Some players and their managers now have generational wealth, and for some of them, making the jump to LIV was a good career move. Rahm, a 29-year-old Spaniard, is in his prime and has a long runway in the major championships, which he figures to win more of, but his eventual legacy has taken a sharp detour.
No matter how many majors Rahm wins, he still will be the guy who went for the money after professing his allegiance to the PGA Tour multiple times.
This is a dangerous moment for the PGA Tour. Its decades-long hold on professional golf is being threatened, and if there is a clarity of vision about what happens next, it’s been shrouded by the smoke from the Rahm fire.
There is a school of thought that perhaps Saudi Arabia’s sovereign wealth Public Investment Fund and Rahm used each other to leverage an agreement between the tour and the PIF. Neither side wins with the current division, no matter how much the Saudis spend.
Rahm is a sharp, thoughtful guy who plays the game with a rare passion. He’s not as popular with fans as Rory McIlroy or Tiger Woods, but he’s been gaining on them. Rahm is a brilliant player, with 11 PGA Tour victories and eight more on the DP World Tour, and LIV’s persistent pursuit of him speaks to the rival league’s commitment and, it’s fair to say, its sense of the PGA Tour’s vulnerability.
The move tells Woods, McIlroy, commissioner Jay Monahan and the others on the PGA Tour Policy Board that Rahm doesn’t trust them to do what’s best for him. It’s understandable if they see his move as a betrayal.
If Rahm is upset at the tour – and it has been made clear that he has been unhappy with its direction and leadership – did he offer to help fix the problems?
Was he unhappy with how the tour marketed him? He has earned more than $50 million in tour purses and tens of millions more beyond that, almost all of it based on what he’s done on the PGA Tour.
Apparently he wants more.
Rahm’s move is a potentially devastating blow to the PGA Tour, which has now lost marquee stars/major winners Rahm, Dustin Johnson, Brooks Koepka, Cam Smith and Bryson DeChambeau among others to LIV.

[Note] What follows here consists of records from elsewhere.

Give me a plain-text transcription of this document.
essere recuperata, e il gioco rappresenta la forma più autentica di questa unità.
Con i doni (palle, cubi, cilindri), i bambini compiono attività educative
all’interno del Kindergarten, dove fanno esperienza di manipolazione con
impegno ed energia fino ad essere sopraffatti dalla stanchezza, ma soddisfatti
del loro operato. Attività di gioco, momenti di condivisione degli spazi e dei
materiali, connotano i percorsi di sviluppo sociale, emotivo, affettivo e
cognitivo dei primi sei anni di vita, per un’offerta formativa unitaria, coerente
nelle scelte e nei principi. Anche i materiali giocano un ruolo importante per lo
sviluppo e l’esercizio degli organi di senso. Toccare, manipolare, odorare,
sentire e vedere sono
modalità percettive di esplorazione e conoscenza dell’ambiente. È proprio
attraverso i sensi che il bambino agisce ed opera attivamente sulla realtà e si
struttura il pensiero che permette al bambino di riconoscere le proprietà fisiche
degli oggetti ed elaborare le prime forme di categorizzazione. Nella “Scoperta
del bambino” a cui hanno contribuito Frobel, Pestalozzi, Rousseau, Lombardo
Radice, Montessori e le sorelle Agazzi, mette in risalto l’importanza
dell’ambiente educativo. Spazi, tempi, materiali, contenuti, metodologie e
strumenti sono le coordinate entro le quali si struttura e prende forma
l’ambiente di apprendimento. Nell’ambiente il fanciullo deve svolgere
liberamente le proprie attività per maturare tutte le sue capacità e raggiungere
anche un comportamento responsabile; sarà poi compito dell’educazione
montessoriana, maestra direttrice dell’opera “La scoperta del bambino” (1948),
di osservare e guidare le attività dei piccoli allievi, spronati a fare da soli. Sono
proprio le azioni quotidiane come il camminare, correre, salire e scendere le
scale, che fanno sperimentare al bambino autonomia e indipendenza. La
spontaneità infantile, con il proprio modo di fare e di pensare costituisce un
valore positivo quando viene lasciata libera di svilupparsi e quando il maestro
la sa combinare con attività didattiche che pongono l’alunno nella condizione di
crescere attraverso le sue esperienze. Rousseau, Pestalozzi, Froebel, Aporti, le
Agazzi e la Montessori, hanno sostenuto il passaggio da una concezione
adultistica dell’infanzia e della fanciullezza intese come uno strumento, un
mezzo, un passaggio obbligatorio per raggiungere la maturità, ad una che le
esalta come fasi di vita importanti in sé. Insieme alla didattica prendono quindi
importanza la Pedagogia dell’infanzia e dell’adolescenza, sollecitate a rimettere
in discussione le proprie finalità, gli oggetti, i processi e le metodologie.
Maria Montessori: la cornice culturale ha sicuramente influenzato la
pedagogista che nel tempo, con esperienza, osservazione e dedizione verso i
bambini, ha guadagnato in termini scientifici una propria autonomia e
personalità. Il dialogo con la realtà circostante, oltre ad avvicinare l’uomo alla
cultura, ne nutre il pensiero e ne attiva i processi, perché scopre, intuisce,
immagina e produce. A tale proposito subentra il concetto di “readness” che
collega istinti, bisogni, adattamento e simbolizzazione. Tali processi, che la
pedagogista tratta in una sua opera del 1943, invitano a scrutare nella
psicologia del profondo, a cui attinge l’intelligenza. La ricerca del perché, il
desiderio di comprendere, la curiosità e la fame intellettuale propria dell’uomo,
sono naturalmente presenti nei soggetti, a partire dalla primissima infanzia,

The tour has been playing from behind since LIV’s arrival in 2022, and the impact of the shocking June 6 announcement about a framework agreement between the tour and PIF feels as if it has created more problems than the immense one it is intended to solve.
This is a dangerous moment for the PGA Tour. Its decades-long hold on professional golf is being threatened, and if there is a clarity of vision about what happens next, it’s been shrouded by the smoke from the Rahm fire.
Rahm’s move suggests the negotiations between the tour and the PIF aren’t going particularly well. If a deal were imminent, why would Rahm leave?
Maybe he knows the deal is going to fall apart, the tour will take on private investors and the Saudis will continue to throw hundreds of millions of dollars at players, eventually minimizing the PGA Tour. Or maybe he surmises that if the deal goes through, he will be able to play in PGA Tour events and collect his immense nine-figure signing bonus as well.
The goal should be getting the best players back together again in one place. The Rahm news makes that feel less likely, at least in the near term, with rumors of other player defections still bubbling.
People who believe in golf want to believe the game is different from other sports. At its core, it feels that way.
It is not, however, exempt from the realities of life and, at the professional level, the burdens of business. Golfers like to say that the game reveals who we really are.
Unfortunately, it feels that way these days.